Just as Google’s dominance in content search led it to market leadership in digital advertising in the last decade, Amazon’s dominance in product search is driving its own growth into an advertising powerhouse. There are more than 5 million sellers on the platform all competing for space, and the ability to buy keywords related to their products to reach users as they are searching on the platform is compelling. And Amazon’s on going R&D in technologies like AMG and AAP are making it ever easier for advertisers to spend. However – it will be interesting to see if Amazon can grow its advertising base quick enough to avoid the ‘platform saturation’ that has affected many of the content platforms.

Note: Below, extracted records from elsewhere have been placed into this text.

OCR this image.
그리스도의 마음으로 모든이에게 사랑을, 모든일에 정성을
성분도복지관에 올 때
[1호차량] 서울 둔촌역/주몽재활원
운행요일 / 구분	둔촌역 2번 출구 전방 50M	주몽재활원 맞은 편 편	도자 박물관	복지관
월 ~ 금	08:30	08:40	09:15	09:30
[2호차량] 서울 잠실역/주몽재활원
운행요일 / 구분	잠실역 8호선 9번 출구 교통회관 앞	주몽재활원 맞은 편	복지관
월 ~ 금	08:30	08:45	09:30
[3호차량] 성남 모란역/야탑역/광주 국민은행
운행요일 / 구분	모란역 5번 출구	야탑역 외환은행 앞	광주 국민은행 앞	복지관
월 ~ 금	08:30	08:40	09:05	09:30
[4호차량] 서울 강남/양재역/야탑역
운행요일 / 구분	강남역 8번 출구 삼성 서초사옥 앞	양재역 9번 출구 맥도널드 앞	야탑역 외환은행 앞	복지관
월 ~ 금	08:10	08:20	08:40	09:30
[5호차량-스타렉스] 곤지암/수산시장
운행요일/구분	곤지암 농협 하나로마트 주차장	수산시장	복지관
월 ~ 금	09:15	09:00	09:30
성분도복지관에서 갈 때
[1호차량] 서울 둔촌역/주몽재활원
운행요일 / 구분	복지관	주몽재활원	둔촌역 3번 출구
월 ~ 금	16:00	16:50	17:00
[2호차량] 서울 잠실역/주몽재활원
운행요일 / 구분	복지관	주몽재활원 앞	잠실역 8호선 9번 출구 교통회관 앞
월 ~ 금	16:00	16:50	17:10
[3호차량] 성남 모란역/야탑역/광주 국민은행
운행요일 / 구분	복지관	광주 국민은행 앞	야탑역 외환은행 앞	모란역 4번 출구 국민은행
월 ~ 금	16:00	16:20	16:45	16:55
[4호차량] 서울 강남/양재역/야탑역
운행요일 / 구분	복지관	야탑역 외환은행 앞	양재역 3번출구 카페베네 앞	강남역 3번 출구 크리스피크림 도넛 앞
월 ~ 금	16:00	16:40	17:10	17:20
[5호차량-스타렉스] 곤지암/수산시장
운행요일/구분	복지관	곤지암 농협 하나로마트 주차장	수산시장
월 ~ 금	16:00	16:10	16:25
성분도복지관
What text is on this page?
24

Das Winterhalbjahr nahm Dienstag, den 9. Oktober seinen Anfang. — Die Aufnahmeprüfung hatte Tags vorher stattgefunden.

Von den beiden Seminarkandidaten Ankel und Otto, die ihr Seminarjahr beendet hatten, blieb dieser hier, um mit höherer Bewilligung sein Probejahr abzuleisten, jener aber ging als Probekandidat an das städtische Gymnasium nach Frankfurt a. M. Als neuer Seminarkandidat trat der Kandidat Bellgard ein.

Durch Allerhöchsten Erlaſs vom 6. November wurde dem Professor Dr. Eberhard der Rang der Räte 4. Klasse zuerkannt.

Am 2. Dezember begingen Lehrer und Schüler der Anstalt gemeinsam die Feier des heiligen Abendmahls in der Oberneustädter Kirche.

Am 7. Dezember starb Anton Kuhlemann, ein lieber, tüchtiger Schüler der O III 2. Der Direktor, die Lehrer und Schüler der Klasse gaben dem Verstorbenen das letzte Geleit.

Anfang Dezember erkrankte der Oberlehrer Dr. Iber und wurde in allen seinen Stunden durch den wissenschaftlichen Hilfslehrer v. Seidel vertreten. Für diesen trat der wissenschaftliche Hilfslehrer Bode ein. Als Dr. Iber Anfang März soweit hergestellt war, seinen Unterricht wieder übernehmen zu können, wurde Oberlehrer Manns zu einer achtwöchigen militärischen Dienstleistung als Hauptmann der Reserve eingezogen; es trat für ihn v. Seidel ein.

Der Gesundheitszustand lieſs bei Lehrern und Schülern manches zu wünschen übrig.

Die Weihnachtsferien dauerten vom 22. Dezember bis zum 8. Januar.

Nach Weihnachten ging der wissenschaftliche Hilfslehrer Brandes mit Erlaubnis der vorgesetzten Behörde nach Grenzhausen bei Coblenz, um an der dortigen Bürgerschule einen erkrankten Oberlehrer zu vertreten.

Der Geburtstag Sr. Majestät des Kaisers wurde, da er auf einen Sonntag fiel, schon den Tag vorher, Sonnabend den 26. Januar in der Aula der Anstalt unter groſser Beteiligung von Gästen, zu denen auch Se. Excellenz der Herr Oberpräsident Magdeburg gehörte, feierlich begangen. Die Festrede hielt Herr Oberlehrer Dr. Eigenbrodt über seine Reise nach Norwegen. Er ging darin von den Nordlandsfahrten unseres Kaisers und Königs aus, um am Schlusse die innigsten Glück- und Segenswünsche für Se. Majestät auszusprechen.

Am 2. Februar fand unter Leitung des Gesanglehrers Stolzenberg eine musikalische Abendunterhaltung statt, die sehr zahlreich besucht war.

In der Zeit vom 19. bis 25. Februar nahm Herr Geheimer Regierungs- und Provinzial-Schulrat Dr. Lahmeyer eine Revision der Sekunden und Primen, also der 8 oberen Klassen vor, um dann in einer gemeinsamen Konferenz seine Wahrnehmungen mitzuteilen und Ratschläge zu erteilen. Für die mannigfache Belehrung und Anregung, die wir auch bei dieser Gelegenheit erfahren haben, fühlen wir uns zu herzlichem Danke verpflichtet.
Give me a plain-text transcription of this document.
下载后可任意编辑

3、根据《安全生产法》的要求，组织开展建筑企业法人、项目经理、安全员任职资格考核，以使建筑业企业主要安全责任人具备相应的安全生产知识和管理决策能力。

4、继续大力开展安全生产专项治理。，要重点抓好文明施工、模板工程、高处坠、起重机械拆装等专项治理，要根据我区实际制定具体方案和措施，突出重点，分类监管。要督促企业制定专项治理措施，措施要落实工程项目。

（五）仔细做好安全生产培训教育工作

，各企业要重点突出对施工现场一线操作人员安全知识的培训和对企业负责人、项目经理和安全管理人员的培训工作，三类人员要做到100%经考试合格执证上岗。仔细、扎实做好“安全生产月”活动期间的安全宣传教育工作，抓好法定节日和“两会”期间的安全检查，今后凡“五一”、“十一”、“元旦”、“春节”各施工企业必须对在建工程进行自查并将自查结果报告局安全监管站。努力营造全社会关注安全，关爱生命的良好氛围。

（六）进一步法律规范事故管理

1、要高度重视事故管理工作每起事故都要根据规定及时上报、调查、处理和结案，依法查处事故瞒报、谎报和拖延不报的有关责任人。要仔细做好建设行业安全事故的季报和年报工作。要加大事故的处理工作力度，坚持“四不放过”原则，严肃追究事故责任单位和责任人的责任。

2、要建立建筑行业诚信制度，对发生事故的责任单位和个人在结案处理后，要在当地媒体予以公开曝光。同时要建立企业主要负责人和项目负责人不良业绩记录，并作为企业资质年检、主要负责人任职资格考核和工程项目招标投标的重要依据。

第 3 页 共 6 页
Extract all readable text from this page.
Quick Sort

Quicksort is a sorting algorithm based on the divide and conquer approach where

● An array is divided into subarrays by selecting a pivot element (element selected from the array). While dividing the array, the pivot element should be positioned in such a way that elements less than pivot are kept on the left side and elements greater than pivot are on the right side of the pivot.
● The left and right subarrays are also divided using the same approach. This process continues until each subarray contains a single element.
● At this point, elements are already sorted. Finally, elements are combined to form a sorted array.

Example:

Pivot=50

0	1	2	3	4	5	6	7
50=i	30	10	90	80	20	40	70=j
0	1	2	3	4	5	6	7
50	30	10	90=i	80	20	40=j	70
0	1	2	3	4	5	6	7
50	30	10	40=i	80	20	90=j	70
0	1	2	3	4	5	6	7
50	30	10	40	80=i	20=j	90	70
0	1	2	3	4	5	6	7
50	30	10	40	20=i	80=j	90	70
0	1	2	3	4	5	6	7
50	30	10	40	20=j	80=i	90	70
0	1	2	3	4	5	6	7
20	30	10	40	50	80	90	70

Another contender for the ad throne is Snap. The social media company is forecast to grow its U.S. digital ad revenue by 82% to more than $1billion, increasing its share to 1% of the market. So it looks like Kylie Jenner didn’t sink the company with one tweet after all.
Sadly for Twitter Inc. their ad revenue was projected to decline for the second consecutive year in 2018. However, the downward trend is expected to be just a blip with a positive 2019 forecasted. Brands are able to avail of much better organic reach on Twitter, than Facebook for example, which could boost its popularity.
Facebook are not done yet but are at a critical juncture of their evolution – having to strike a balance between the interests of its customers and its consumers.
So, everyone’s favourite cuddly underdog (not a phrase used too often about Jeff Bezos and Amazon) is growing strongly, and we’ve painted a picture of doom and gloom for Facebook and Google. However, it is important to note that Google and Facebook’s ad revenues are still growing, despite a decrease in market share. These two giants still rake in over 50% of digital ad revenue in the US, and even more in the UK. And don’t forget about Instagram either, they contributed $21bn worth of ad dollars to Facebook in 2018 – up 17% on last year with continuing growth expected.
So overall, Mark Zuckerberg and Facebook have a lot of lessons to learn from 2018, but they have the money to act on them. The only question is whether they can redefine their brand values in a way that allows them to build a sustainable and balanced business: getting back to adding value to people’s lives, rather than just adding profits to the pile.